Speaking of Smart Home, after years of promise it appears to be developing steadily. That said, while the TV now defined as the central control point for the smart home, it’s still little more than a dashboard of on/off switches and dials with an IFTTT backend. True “smart” homes will need to be more than this.
Wandering the appliances section and you’ll discover that every dishwasher, fridge, washing machine), are now are connected via Wi-Fi. However, from my perspective, serious useful functions for this have yet to be defined. LG did have a demonstration – showing how the fridge could identify what was inside, recommend a menu, then set the oven temperature accordingly. Then they illustrated how the oven communicated to the dishwasher what had been consumed, so the dishwasher could set an appropriate programme for the cleaning. Were they stretching a little? Time will tell.And unfortunately for the Korean electronics giant, it’s ‘Cloi’ robot assistant kept failing!

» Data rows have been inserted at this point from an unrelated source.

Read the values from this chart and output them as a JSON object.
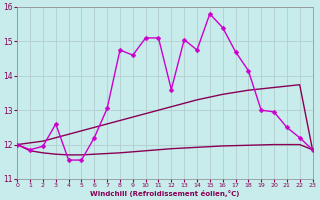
{
  "xlabel": "Windchill (Refroidissement éolien,°C)",
  "background_color": "#c8ecec",
  "grid_color": "#b0c8c8",
  "line_color_main": "#cc00cc",
  "line_color_dark": "#880055",
  "xlim": [
    0,
    23
  ],
  "ylim": [
    11,
    16
  ],
  "yticks": [
    11,
    12,
    13,
    14,
    15,
    16
  ],
  "xticks": [
    0,
    1,
    2,
    3,
    4,
    5,
    6,
    7,
    8,
    9,
    10,
    11,
    12,
    13,
    14,
    15,
    16,
    17,
    18,
    19,
    20,
    21,
    22,
    23
  ],
  "x": [
    0,
    1,
    2,
    3,
    4,
    5,
    6,
    7,
    8,
    9,
    10,
    11,
    12,
    13,
    14,
    15,
    16,
    17,
    18,
    19,
    20,
    21,
    22,
    23
  ],
  "y_main": [
    12.0,
    11.85,
    11.95,
    12.6,
    11.55,
    11.55,
    12.2,
    13.05,
    14.75,
    14.6,
    15.1,
    15.1,
    13.6,
    15.05,
    14.75,
    15.8,
    15.4,
    14.7,
    14.15,
    13.0,
    12.95,
    12.5,
    12.2,
    11.85
  ],
  "y_upper": [
    12.0,
    12.05,
    12.1,
    12.2,
    12.3,
    12.4,
    12.5,
    12.6,
    12.7,
    12.8,
    12.9,
    13.0,
    13.1,
    13.2,
    13.3,
    13.38,
    13.46,
    13.52,
    13.58,
    13.62,
    13.66,
    13.7,
    13.74,
    11.85
  ],
  "y_lower": [
    12.0,
    11.82,
    11.76,
    11.72,
    11.7,
    11.7,
    11.72,
    11.74,
    11.76,
    11.79,
    11.82,
    11.85,
    11.88,
    11.9,
    11.92,
    11.94,
    11.96,
    11.97,
    11.98,
    11.99,
    12.0,
    12.0,
    12.0,
    11.85
  ],
  "marker_size": 2.5,
  "linewidth": 1.0
}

On the TV front, Samsung was pushing its micro-LED as a new display technology, and it was impressive, with regards to colour, contrast and ‘modularity. However, many still see it as an attempt to distract from LG’s incremental improvements to the dominant OLED technology. Ultimately, all TV vendors want to use Emissive Quantum Dot screen technology to deliver the best colour depth and brightness for HDR.
Samsung revealed a 146in TV based on its MicroLED technology at CES 2018
And just as 4K takes hold we were treated, inevitably, to the TV industry pushing the Next Big Thing: 8K. And I mean literally, as the screens will need to be very large to justify it. I’d say, there’s nothing after 8K; the race to increased resolution is done.

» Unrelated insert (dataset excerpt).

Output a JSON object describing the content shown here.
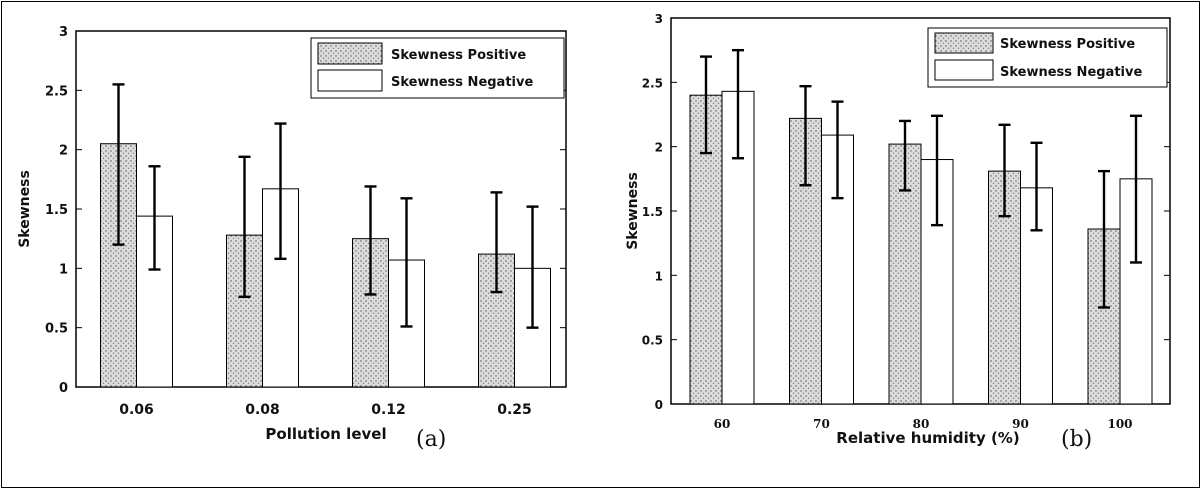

Perhaps the most exciting technology at CES though was wireless charging. A brand called Cota from Ossia is using beam-forming technology to broadcast power to devices wirelessly and had an excellent technology demonstration. The most innovative element is the claim that they can pack the tech into common household battery cases. Simply replace conventional batteries with their replacement battery-sized charging unit, and any device could be wirelessly charged in future.